Scenario: Editorial Takeover
Challenge: Your content team publishes a sample guide. They want the feed to reflect their curationd picks for 2 weeks.
Solution:
{
strategy: "MANUAL",
config: {
productIds: ["sample-1", "sample-2", "sample-3", ...],
fillWithRanking: true
},
startsAt: "2025-12-01",
endsAt: "2025-12-15"
}
For 2 weeks, the feed shows the sample guide. On December 15, it auto-reverts to the previous strategy. No manual intervention needed.
The Ranking System
Every feed strategy (except MANUAL) relies on product scores. Here's how we compute them:
finalScore = (1 + engagementScore)
× recencyMultiplier
× boostMultiplier
× inventoryMultiplier
× externalIntelligenceMultiplier
Engagement Score
clicks × 1.0 + views × 0.1 + conversions × 5.0 + likes × 0.5
Recency Multiplier
1.0 - (daysSincePublished × 0.02) // Max decay: 50% over ~25 days
Boost Multiplier
manualBoost value set by operators (1.0 = neutral)
Inventory Multiplier
1.0 if in stock
0.1 if out of stock (suppressed but not removed)
External Intelligence Multiplier
aiConfidenceScore from external sources (1.0 = neutral)
Every rank is explainable:
explainRank(product);
// Returns:
// {
// finalRank: 8.72,
// breakdown: {
// engagement: 3.4,
// recency: 0.94,
// boost: 1.2,
// inventory: 1.0,
// intelligence: 1.1
// },
// explanation: "High engagement (340 clicks) + slight boost (1.2x) + positive AI signal"
// }
Implementation Details
Storage
The feed is stored in the StoredFeed table:
model StoredFeed {
id String @id @default(cuid())
key String @unique // "homepage", "curation:summer", etc.
strategy FeedStrategy
config Json
products Json // Array of { id, score, position }
variants Json? // A/B test configuration
confidence Float? // Current experiment confidence
createdAt DateTime @default(now())
expiresAt DateTime?
}
Refresh Cycle
A cron job runs every 30 minutes:
// lib/cron/feed-refresh.ts
export async function refreshFeeds() {
const feeds = await getActiveFeeds();
for (const feed of feeds) {
const products = await computeFeed(feed.strategy, feed.config);
await storeFeed(feed.key, products);
revalidateTag(`feed-${feed.key}`);
}
}
Query Path
// server/web/feed/queries.ts
export async function getFeed(key: string, page: number, limit: number) {
const feed = await db.storedFeed.findUnique({
where: { key },
cacheStrategy: { tags: [`feed-${key}`], revalidate: 1800 },
});
const start = page * limit;
const products = feed.products.slice(start, start + limit);
return hydrateProducts(products); // Fetch full product data for IDs
}
What's Next
The feed system is solid. What we're building next:
- Real-time signals — Incorporate "X people viewing" into ranking
- Personalization layer — Different feeds for different user segments (without fragmenting the base)

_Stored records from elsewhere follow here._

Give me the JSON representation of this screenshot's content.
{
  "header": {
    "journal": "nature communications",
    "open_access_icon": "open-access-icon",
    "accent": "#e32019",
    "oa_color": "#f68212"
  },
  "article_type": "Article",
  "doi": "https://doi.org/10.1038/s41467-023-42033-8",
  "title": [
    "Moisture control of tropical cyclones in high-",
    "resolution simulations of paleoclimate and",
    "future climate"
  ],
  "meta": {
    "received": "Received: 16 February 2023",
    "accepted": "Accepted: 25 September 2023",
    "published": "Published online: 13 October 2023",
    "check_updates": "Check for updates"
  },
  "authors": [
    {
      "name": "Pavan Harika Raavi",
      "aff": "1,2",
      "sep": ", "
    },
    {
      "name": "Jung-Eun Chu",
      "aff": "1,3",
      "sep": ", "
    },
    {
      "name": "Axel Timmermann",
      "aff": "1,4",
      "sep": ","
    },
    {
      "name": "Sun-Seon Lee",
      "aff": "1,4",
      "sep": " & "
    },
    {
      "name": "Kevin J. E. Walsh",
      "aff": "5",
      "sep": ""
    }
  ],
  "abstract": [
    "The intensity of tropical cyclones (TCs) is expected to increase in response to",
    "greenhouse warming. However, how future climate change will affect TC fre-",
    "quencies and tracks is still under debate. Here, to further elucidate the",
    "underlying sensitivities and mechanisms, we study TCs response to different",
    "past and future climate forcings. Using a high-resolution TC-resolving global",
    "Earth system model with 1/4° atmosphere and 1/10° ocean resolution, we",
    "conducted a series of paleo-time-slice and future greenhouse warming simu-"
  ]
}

- Performance attribution — Track which feed variant drove which conversion
- Auto-strategy selection — AI recommends which strategy fits your catalog best
But the foundation — stored rankings, multiple strategies, native A/B testing, confidence decay — that's done and battle-tested.
If your product feed is just ORDER BY created_at DESC, you're leaving money on the table.